Whitewater is our bread and butter, and this isn’t our first lottery rodeo. Check out our ten tips for getting a western river permit.gates of lodore

1. Do your research

We are putting this nicely - know before you go and keep your goals realistic. Looking for a Fourth of July float on the Snake? Cross your fingers, ‘cause there are only three permit launches per day during the summer. Want some all-time class IV rapids? Apply for the Middle Fork of the Salmon, not Ruby Horsethief.

Where to start? American Whitewater has a list of permits on their website, along with other great info.

2. Create an account

Register with recreation.gov. Remember to check your inbox to confirm your email. Do this ahead of time and the process will be much faster.

If you want to register for the Grand Canyon, click here for the guided process.

3. Explore Permits

No need to reinvent the wheel - a comprehensive list of river permits exists here at this link.

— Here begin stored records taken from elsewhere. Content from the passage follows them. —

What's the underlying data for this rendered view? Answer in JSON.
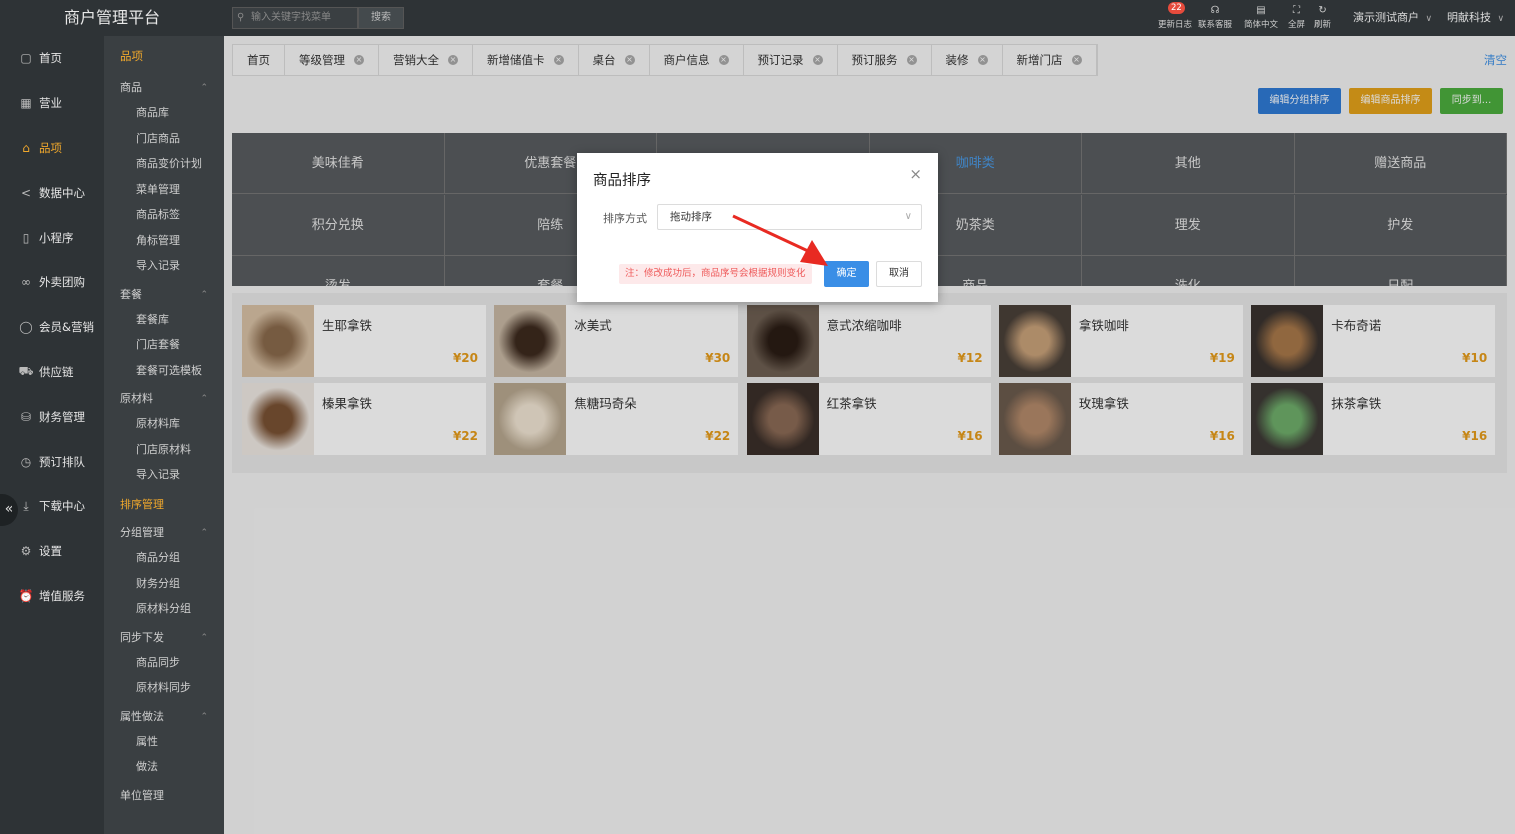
{
  "brand": "商户管理平台",
  "nav": [
    {
      "label": "首页",
      "icon": "home-icon",
      "glyph": "▢"
    },
    {
      "label": "营业",
      "icon": "calendar-icon",
      "glyph": "▦"
    },
    {
      "label": "品项",
      "icon": "bag-icon",
      "glyph": "⌂",
      "active": true
    },
    {
      "label": "数据中心",
      "icon": "share-icon",
      "glyph": "<"
    },
    {
      "label": "小程序",
      "icon": "phone-icon",
      "glyph": "▯"
    },
    {
      "label": "外卖团购",
      "icon": "users-icon",
      "glyph": "∞"
    },
    {
      "label": "会员&营销",
      "icon": "user-icon",
      "glyph": "◯"
    },
    {
      "label": "供应链",
      "icon": "truck-icon",
      "glyph": "⛟"
    },
    {
      "label": "财务管理",
      "icon": "database-icon",
      "glyph": "⛁"
    },
    {
      "label": "预订排队",
      "icon": "clock-icon",
      "glyph": "◷"
    },
    {
      "label": "下载中心",
      "icon": "download-icon",
      "glyph": "⤓"
    },
    {
      "label": "设置",
      "icon": "gear-icon",
      "glyph": "⚙"
    },
    {
      "label": "增值服务",
      "icon": "alarm-icon",
      "glyph": "⏰"
    }
  ],
  "subnav": {
    "title": "品项",
    "groups": [
      {
        "label": "商品",
        "items": [
          "商品库",
          "门店商品",
          "商品变价计划",
          "菜单管理",
          "商品标签",
          "角标管理",
          "导入记录"
        ]
      },
      {
        "label": "套餐",
        "items": [
          "套餐库",
          "门店套餐",
          "套餐可选模板"
        ]
      },
      {
        "label": "原材料",
        "items": [
          "原材料库",
          "门店原材料",
          "导入记录"
        ]
      }
    ],
    "highlight": "排序管理",
    "groups2": [
      {
        "label": "分组管理",
        "items": [
          "商品分组",
          "财务分组",
          "原材料分组"
        ]
      },
      {
        "label": "同步下发",
        "items": [
          "商品同步",
          "原材料同步"
        ]
      },
      {
        "label": "属性做法",
        "items": [
          "属性",
          "做法"
        ]
      }
    ],
    "tail": "单位管理"
  },
  "topbar": {
    "search_placeholder": "输入关键字找菜单",
    "search_button": "搜索",
    "tools": [
      {
        "label": "更新日志",
        "icon": "bell-icon",
        "glyph": "♫",
        "badge": "22"
      },
      {
        "label": "联系客服",
        "icon": "headset-icon",
        "glyph": "☊"
      },
      {
        "label": "简体中文",
        "icon": "language-icon",
        "glyph": "▤"
      },
      {
        "label": "全屏",
        "icon": "fullscreen-icon",
        "glyph": "⛶"
      },
      {
        "label": "刷新",
        "icon": "refresh-icon",
        "glyph": "↻"
      }
    ],
    "merchant": "演示测试商户",
    "company": "明献科技"
  },
  "tabs": [
    "首页",
    "等级管理",
    "营销大全",
    "新增储值卡",
    "桌台",
    "商户信息",
    "预订记录",
    "预订服务",
    "装修",
    "新增门店"
  ],
  "clear_label": "清空",
  "actions": [
    {
      "label": "编辑分组排序",
      "color": "#2f7bd6"
    },
    {
      "label": "编辑商品排序",
      "color": "#e5a21a"
    },
    {
      "label": "同步到...",
      "color": "#4cae3e"
    }
  ],
  "categories": [
    [
      "美味佳肴",
      "优惠套餐",
      "",
      "咖啡类",
      "其他",
      "赠送商品"
    ],
    [
      "积分兑换",
      "陪练",
      "",
      "奶茶类",
      "理发",
      "护发"
    ],
    [
      "烫发",
      "套餐",
      "",
      "商品",
      "洗化",
      "日配"
    ]
  ],
  "selected_category": "咖啡类",
  "products": [
    {
      "name": "生耶拿铁",
      "price": "¥20",
      "c1": "#d9c2a6",
      "c2": "#8a6a4c"
    },
    {
      "name": "冰美式",
      "price": "¥30",
      "c1": "#c9b9a5",
      "c2": "#3d2a1e"
    },
    {
      "name": "意式浓缩咖啡",
      "price": "¥12",
      "c1": "#6e5f52",
      "c2": "#2a1c14"
    },
    {
      "name": "拿铁咖啡",
      "price": "¥19",
      "c1": "#4a4038",
      "c2": "#c9a27a"
    },
    {
      "name": "卡布奇诺",
      "price": "¥10",
      "c1": "#3a332f",
      "c2": "#a8784a"
    },
    {
      "name": "榛果拿铁",
      "price": "¥22",
      "c1": "#efe9e3",
      "c2": "#7a5234"
    },
    {
      "name": "焦糖玛奇朵",
      "price": "¥22",
      "c1": "#b8a890",
      "c2": "#f2e6d4"
    },
    {
      "name": "红茶拿铁",
      "price": "¥16",
      "c1": "#3b2f29",
      "c2": "#8b6a55"
    },
    {
      "name": "玫瑰拿铁",
      "price": "¥16",
      "c1": "#6c5b4d",
      "c2": "#b48a6a"
    },
    {
      "name": "抹茶拿铁",
      "price": "¥16",
      "c1": "#3e3a36",
      "c2": "#6fae6b"
    }
  ],
  "modal": {
    "title": "商品排序",
    "close_glyph": "×",
    "sort_label": "排序方式",
    "sort_value": "拖动排序",
    "note": "注：修改成功后，商品序号会根据规则变化",
    "ok": "确定",
    "cancel": "取消"
  },
  "collapse_glyph": "«",
  "chevron_glyph": "⌃",
  "dropdown_glyph": "∨",
  "tab_close_glyph": "×",
  "search_glyph": "⚲",
  "account_chevron": "∨",
  "arrow_color": "#e82a22"
}
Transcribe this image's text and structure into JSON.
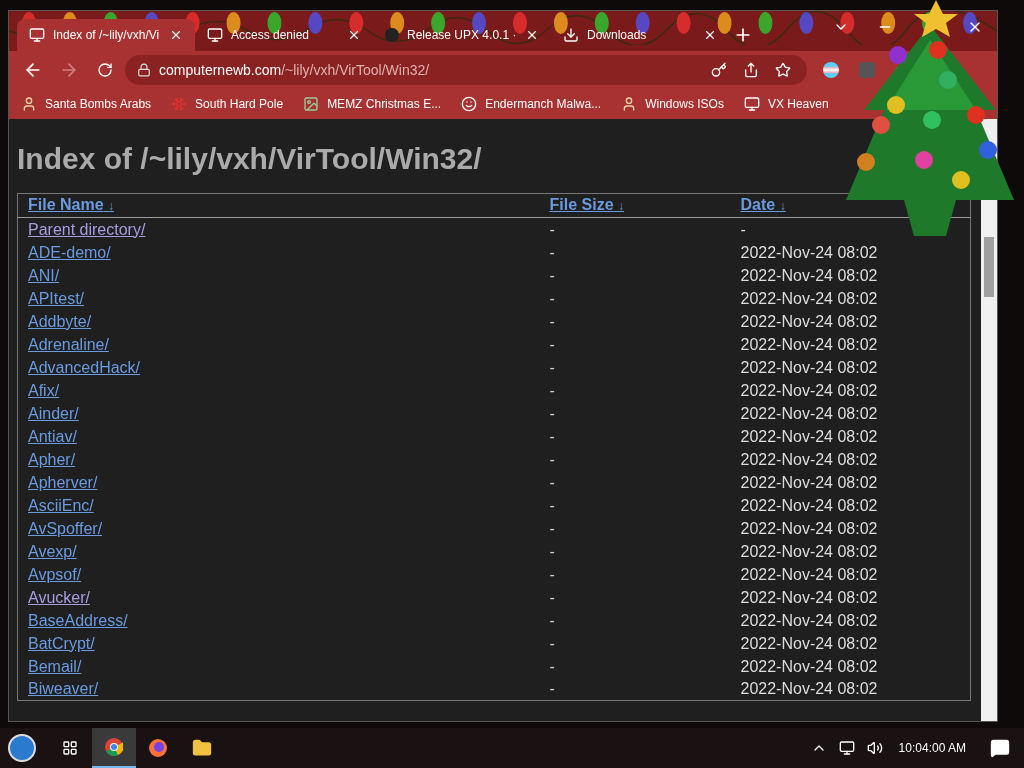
{
  "tabs": [
    {
      "title": "Index of /~lily/vxh/Vi",
      "selected": true,
      "kind": "computer"
    },
    {
      "title": "Access denied",
      "selected": false,
      "kind": "computer"
    },
    {
      "title": "Release UPX 4.0.1 ·",
      "selected": false,
      "kind": "github"
    },
    {
      "title": "Downloads",
      "selected": false,
      "kind": "download"
    }
  ],
  "address": {
    "host": "computernewb.com",
    "path": "/~lily/vxh/VirTool/Win32/"
  },
  "bookmarks": [
    {
      "title": "Santa Bombs Arabs",
      "kind": "figure"
    },
    {
      "title": "South Hard Pole",
      "kind": "star"
    },
    {
      "title": "MEMZ Christmas E...",
      "kind": "image"
    },
    {
      "title": "Endermanch Malwa...",
      "kind": "face"
    },
    {
      "title": "Windows ISOs",
      "kind": "figure"
    },
    {
      "title": "VX Heaven",
      "kind": "computer"
    }
  ],
  "page": {
    "heading": "Index of /~lily/vxh/VirTool/Win32/",
    "columns": [
      {
        "label": "File Name",
        "sort": "↓"
      },
      {
        "label": "File Size",
        "sort": "↓"
      },
      {
        "label": "Date",
        "sort": "↓"
      }
    ],
    "rows": [
      {
        "name": "Parent directory/",
        "size": "-",
        "date": "-",
        "visited": true
      },
      {
        "name": "ADE-demo/",
        "size": "-",
        "date": "2022-Nov-24 08:02",
        "visited": false
      },
      {
        "name": "ANI/",
        "size": "-",
        "date": "2022-Nov-24 08:02",
        "visited": false
      },
      {
        "name": "APItest/",
        "size": "-",
        "date": "2022-Nov-24 08:02",
        "visited": false
      },
      {
        "name": "Addbyte/",
        "size": "-",
        "date": "2022-Nov-24 08:02",
        "visited": false
      },
      {
        "name": "Adrenaline/",
        "size": "-",
        "date": "2022-Nov-24 08:02",
        "visited": false
      },
      {
        "name": "AdvancedHack/",
        "size": "-",
        "date": "2022-Nov-24 08:02",
        "visited": false
      },
      {
        "name": "Afix/",
        "size": "-",
        "date": "2022-Nov-24 08:02",
        "visited": false
      },
      {
        "name": "Ainder/",
        "size": "-",
        "date": "2022-Nov-24 08:02",
        "visited": false
      },
      {
        "name": "Antiav/",
        "size": "-",
        "date": "2022-Nov-24 08:02",
        "visited": false
      },
      {
        "name": "Apher/",
        "size": "-",
        "date": "2022-Nov-24 08:02",
        "visited": false
      },
      {
        "name": "Apherver/",
        "size": "-",
        "date": "2022-Nov-24 08:02",
        "visited": false
      },
      {
        "name": "AsciiEnc/",
        "size": "-",
        "date": "2022-Nov-24 08:02",
        "visited": false
      },
      {
        "name": "AvSpoffer/",
        "size": "-",
        "date": "2022-Nov-24 08:02",
        "visited": false
      },
      {
        "name": "Avexp/",
        "size": "-",
        "date": "2022-Nov-24 08:02",
        "visited": false
      },
      {
        "name": "Avpsof/",
        "size": "-",
        "date": "2022-Nov-24 08:02",
        "visited": false
      },
      {
        "name": "Avucker/",
        "size": "-",
        "date": "2022-Nov-24 08:02",
        "visited": true
      },
      {
        "name": "BaseAddress/",
        "size": "-",
        "date": "2022-Nov-24 08:02",
        "visited": false
      },
      {
        "name": "BatCrypt/",
        "size": "-",
        "date": "2022-Nov-24 08:02",
        "visited": false
      },
      {
        "name": "Bemail/",
        "size": "-",
        "date": "2022-Nov-24 08:02",
        "visited": false
      },
      {
        "name": "Biweaver/",
        "size": "-",
        "date": "2022-Nov-24 08:02",
        "visited": false
      }
    ]
  },
  "taskbar": {
    "apps": [
      {
        "kind": "taskview",
        "selected": false
      },
      {
        "kind": "chrome",
        "selected": true
      },
      {
        "kind": "firefox",
        "selected": false
      },
      {
        "kind": "explorer",
        "selected": false
      }
    ],
    "clock": "10:04:00 AM"
  }
}
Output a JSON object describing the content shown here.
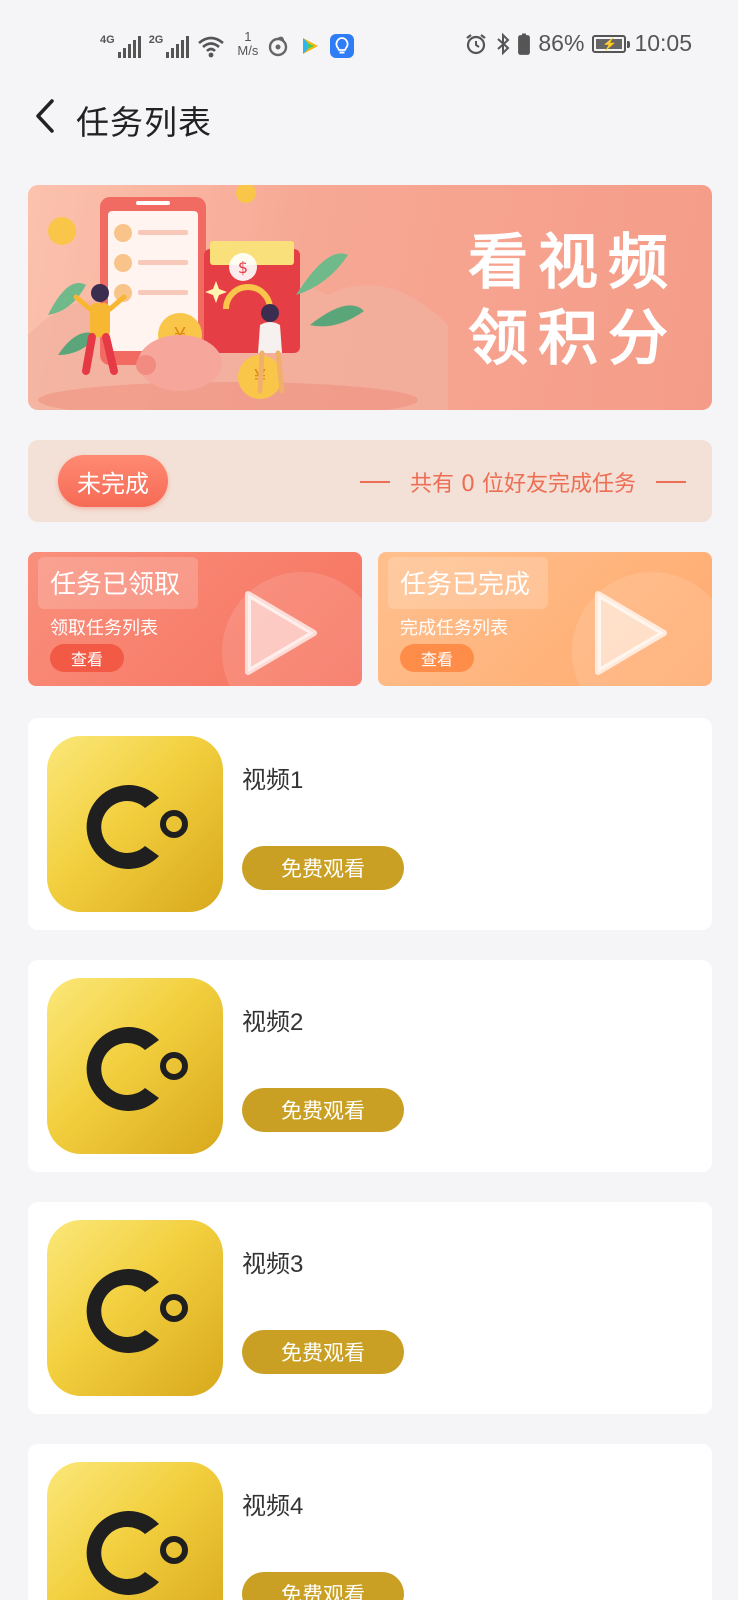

This quick-glance (yet informative) list is curated and maintained by American Whitewater - a nonprofit organization with a mission to conserve and restore whitewater resources and enhance opportunities to enjoy them safely. Hit the “permit” link in the third column to be taken to the corresponding permit page.

4. Get By With a Little Help From Your Friends

Do you have a core group of boaters in your life? If everyone applies to at least one permit, you can increase your chances of river running.

5. Host a Virtual Permit Party

Just make sure your Zoom link works and your fridge is stocked with beer.

6. Apply...accurately!

Not all applications are made equally. Fill out the application as accurately as possible and be prepared to pay the application fee - generally around $6 for each permit.

7. Be Ready to Wait, and Wait, and Wait

Remember that every dog gets his day. Stay positive. 

8. Be Aware of the Gear You Might Need

You’re gonna need a raft. And a groover. And a full kitchen set up. Actually, you might need alot of things. Check out more of what raft trips require here.

9. Know the Cancellation Policy

If you can’t make your permitted river trip, please inform the agency responsible for issuing your permit. You will not receive a refund, but you will at least open up a spot for someone who can go.

10. Understand the Safety Requirements

Safety first - always! River Rangers will check you out before launching, so make sure you have your PFDs, enough food, safety accessories, etc.

1 comment

John O'Bannon

John O'Bannon

I have been putting in for a Middle Fork of the Salmon permit for over 25 years with no luck, while I know of others that have drawn multiple permits in that time. It is a joke of a system.